AI-driven platforms can recommend homes based on lifestyle signals, for instance, suggesting a 2BHK in Sarjapur to a buyer working in Whitefield who prefers proximity to fitness amenities and is at an active purchase stage. This moves the process far beyond traditional property searches and helps buyers reach decisions faster.
Over the next five years, do you see AI fundamentally reshaping real estate development strategy, or remaining an efficiency layer?
Digital twins have significantly changed how projects are evaluated before construction begins.

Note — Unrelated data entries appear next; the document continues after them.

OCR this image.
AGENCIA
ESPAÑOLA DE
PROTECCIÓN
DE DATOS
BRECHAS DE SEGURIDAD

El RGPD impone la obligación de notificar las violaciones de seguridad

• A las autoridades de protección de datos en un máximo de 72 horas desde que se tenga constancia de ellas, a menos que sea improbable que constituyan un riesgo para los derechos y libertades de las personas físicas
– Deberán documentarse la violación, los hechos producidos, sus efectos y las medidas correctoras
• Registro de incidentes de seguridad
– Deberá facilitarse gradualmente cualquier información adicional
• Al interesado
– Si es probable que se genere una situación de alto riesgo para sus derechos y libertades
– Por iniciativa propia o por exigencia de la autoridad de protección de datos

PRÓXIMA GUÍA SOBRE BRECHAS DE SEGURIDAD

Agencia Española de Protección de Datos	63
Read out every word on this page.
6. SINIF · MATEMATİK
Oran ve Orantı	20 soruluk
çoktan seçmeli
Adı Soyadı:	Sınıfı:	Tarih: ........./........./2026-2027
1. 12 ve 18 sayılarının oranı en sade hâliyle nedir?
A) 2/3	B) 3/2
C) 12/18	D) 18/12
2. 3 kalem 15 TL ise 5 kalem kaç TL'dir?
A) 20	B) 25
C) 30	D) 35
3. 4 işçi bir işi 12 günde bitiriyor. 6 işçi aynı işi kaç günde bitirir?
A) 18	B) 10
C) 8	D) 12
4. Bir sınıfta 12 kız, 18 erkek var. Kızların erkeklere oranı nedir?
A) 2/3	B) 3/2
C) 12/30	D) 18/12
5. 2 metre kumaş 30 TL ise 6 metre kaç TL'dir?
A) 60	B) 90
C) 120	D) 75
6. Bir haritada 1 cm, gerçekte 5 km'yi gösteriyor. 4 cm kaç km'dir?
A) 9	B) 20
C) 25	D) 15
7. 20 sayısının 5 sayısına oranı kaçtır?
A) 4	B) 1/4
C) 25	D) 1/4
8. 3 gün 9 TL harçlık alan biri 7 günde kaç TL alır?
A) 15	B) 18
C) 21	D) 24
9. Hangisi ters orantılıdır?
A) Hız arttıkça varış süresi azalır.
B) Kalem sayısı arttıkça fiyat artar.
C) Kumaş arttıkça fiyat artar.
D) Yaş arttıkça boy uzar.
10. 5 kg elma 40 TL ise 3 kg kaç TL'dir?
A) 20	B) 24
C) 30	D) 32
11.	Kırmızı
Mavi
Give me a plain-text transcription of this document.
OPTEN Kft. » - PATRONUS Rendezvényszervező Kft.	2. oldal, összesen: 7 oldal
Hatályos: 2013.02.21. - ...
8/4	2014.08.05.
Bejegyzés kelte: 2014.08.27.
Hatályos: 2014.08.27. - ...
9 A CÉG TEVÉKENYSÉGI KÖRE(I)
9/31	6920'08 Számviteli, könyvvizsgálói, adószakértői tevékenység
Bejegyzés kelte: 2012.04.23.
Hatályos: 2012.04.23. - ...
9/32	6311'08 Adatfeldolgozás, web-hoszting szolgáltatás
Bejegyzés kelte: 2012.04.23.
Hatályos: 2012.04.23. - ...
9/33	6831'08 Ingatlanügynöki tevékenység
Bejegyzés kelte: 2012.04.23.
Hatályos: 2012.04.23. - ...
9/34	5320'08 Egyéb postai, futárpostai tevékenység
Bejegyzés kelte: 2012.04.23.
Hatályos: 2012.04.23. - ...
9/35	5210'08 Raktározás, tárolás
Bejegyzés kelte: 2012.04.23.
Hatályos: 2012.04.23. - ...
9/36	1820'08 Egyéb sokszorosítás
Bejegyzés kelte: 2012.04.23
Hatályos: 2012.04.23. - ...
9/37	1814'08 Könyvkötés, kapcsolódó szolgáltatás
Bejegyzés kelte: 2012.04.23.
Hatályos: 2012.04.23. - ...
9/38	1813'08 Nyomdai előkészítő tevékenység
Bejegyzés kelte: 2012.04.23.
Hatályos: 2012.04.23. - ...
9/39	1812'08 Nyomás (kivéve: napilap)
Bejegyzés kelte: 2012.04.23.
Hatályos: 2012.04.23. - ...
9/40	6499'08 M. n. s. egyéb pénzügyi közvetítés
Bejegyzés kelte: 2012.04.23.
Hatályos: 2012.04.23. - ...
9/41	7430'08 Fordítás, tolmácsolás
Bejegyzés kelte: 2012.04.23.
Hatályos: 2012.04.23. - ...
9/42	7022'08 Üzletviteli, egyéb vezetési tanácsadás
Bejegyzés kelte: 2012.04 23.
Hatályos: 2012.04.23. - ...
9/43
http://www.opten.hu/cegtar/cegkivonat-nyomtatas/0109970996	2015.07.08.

Developers can simulate structural performance, analyse how natural light moves through the seasons, and understand how building systems respond to real occupancy patterns. Challenges that previously emerged mid-construction, often at considerable cost, are now identified and resolved at the design stage, resulting in far more predictable project delivery.
AI is speeding up contract and procurement processes, cutting planning cycles by 20–30% and improving demand forecasting. While its deeper strategic role is still evolving, AI adds the most value when it strengthens, not replaces, experienced development teams.